The exchange between Chapman and the cabbie takes place about three minutes into the movie. 81 minutes to go. (Boy, and Pauline Kael thought it was a chore to spend time with the main characters of Raging Bull. At least Scorsese's film gave you something to look at.)
After checking into a seedy hotel, Chapman takes his place outside the Dakota, Lennon's residence, and muses on "phonies," Lennon's putative betrayal of some ideals, and such. "I'm too vulnerable for a world full of pain and lies and loneliness," he moans. He tentatively befriends a young Lennon fan named Jude, as in "Hey." (Lohan portrays her with perfunctory naïve sweetness.) He gets all agitated by the Dakota's connection to Rosemary's Baby, and seems to be unaware that "Helter Skelter" was Paul's song. He gets serviced by the most tragic-looking call girl in the five boroughs. He gets into a bit of a tiff with a photographer hanging out at the building (Friedlander, who actually supplies a laugh or two, although one feels guilty about them afterward). In the most repellent scene, he meets little Sean Lennon and his governess. Generally, Chapter 27's Chapman behaves in a way that would have gotten him picked up for disorderly conduct in real life; said arrest might well have resulted in sparing Lennon's life, and sparing the rest of us this grotesque film.

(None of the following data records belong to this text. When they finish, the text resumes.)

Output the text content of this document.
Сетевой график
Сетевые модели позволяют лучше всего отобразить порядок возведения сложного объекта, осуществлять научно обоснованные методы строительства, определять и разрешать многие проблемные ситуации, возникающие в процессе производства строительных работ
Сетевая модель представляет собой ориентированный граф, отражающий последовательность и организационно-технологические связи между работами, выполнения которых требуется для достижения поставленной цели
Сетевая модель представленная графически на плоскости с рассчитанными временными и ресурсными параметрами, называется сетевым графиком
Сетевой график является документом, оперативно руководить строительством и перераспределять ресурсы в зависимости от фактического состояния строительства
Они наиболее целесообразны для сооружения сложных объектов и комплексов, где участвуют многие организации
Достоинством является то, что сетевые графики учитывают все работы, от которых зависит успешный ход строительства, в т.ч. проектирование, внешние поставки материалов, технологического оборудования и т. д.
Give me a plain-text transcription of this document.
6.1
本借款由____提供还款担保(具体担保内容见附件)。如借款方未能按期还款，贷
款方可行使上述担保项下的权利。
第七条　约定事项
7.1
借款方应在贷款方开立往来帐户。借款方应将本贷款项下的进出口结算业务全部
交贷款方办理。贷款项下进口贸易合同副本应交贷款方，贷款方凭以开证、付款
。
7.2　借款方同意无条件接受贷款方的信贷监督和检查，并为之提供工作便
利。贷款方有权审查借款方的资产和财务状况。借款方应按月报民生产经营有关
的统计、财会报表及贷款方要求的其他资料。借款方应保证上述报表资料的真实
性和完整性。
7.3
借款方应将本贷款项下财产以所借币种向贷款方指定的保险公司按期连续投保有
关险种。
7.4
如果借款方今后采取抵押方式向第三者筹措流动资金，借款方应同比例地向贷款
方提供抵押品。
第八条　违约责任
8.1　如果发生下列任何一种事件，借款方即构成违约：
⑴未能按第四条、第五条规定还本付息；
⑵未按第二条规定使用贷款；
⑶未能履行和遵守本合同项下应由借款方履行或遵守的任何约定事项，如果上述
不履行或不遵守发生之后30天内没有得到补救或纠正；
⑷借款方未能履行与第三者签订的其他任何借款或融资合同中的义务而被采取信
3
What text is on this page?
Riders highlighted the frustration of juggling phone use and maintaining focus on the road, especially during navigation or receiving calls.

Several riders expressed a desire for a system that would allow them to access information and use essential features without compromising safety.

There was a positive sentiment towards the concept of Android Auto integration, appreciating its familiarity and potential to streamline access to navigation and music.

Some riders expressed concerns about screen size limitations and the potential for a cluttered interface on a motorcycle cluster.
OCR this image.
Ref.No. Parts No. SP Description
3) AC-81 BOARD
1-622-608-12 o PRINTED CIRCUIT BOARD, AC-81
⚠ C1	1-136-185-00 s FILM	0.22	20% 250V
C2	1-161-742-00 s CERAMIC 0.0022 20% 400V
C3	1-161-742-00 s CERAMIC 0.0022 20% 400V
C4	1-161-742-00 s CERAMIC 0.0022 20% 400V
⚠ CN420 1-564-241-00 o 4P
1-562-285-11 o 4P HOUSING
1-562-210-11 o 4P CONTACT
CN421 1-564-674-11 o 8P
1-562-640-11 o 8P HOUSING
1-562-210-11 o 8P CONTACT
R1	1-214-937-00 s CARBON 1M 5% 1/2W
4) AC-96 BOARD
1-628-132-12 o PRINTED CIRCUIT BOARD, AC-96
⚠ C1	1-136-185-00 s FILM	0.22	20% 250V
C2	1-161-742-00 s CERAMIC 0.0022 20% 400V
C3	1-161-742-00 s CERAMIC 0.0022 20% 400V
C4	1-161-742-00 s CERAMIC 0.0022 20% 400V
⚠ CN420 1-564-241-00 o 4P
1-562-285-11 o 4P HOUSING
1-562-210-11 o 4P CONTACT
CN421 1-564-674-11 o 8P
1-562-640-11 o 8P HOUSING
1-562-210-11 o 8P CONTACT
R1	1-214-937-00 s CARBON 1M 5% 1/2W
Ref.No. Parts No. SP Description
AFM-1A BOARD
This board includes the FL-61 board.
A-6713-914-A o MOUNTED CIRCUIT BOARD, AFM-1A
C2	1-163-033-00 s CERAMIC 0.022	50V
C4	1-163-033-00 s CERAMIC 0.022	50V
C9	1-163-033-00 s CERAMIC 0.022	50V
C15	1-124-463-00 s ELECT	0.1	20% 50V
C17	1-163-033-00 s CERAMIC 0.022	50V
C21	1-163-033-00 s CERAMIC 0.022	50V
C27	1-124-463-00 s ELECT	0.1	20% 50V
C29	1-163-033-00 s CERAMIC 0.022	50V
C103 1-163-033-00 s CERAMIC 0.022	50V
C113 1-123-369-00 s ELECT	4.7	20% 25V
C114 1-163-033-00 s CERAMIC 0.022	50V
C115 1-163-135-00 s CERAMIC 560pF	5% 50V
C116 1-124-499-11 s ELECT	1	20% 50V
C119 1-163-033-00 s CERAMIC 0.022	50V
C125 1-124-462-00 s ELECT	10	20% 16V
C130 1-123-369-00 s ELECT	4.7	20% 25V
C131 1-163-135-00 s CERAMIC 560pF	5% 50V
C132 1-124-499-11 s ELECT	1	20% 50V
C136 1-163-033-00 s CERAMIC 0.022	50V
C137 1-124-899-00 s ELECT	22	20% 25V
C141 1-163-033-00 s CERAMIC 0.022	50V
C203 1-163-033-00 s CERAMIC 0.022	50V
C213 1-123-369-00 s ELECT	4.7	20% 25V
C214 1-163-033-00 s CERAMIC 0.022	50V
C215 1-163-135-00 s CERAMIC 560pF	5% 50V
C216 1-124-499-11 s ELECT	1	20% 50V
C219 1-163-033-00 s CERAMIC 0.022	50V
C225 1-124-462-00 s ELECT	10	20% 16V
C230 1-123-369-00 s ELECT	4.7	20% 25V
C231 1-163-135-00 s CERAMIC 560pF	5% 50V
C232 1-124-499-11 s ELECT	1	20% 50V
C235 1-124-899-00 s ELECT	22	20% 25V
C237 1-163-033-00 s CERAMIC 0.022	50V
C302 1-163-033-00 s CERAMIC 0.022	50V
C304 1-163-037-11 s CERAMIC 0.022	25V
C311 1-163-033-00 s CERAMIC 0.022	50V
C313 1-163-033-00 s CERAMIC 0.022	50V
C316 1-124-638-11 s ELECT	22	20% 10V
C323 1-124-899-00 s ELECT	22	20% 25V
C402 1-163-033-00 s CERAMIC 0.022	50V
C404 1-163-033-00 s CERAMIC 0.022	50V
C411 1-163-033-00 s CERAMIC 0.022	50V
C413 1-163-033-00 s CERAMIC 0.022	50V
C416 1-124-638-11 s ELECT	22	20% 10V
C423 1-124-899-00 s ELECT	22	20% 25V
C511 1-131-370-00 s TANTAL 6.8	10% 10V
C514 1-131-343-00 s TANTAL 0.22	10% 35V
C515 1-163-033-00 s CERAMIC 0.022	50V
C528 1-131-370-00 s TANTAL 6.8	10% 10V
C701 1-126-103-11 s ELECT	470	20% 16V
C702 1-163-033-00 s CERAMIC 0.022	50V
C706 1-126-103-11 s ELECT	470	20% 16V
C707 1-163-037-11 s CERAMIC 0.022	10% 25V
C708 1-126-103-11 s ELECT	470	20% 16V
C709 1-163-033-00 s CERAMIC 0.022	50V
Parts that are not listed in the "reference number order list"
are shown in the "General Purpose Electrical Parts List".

Don't get me wrong — I don't think this or any other subject matter is de facto taboo. True, I'm more attracted to portrayals of the lives of artists and thinkers than of the lives of those who kill them, but then there's Losey's underappreciated The Assassination of Trotsky. And yes, I am personally offended by the very idea of Mark David Chapman. The problem with Chapter 27 (the title, in case you're wondering, is derived from the putative "missing chapter" of Rye, which, according to one writer, has a profound numerological significance linking Lennon and Chapman; none of this is in the film, mind you, which gives you some idea of its overall coherence) — well, one of its many problems — is that it not only does nothing to make me any bit less personally offended by Mark David Chapman, but that it does nothing at all, except luxuriate in Leto's appalling reverse narcissism, which reaches its apogee when his Chapman does his own little Taxi Driver bit in a hotel room.
You want to understand the difference between good and bad acting. Well, to take a probably too-obvious example, look at Daniel Day-Lewis in There Will Be Blood. When he opens his mouth to speak, it's not his voice that comes out — it's his character's. Every time Leto drawls a word, it's not a character named Chapman talking: it's Jared Leto doing a crummy Southern accent. Urgh. This conception of Chapman as some sort of Faulknerian idiot man-child wouldn't pass muster at an acting workshop conducted by Corky St. Clair. Leto's at his best, such as it is, playing self-infatuated petulant creeps (as in his work for director David Fincher in Fight Club and Panic Room). In this film, he's not playing Mark David Chapman. He's being a self-infatuated petulant creep who thinks that temporarily fucking up his body makes him Robert De Niro. Wrong, wrong, wrong.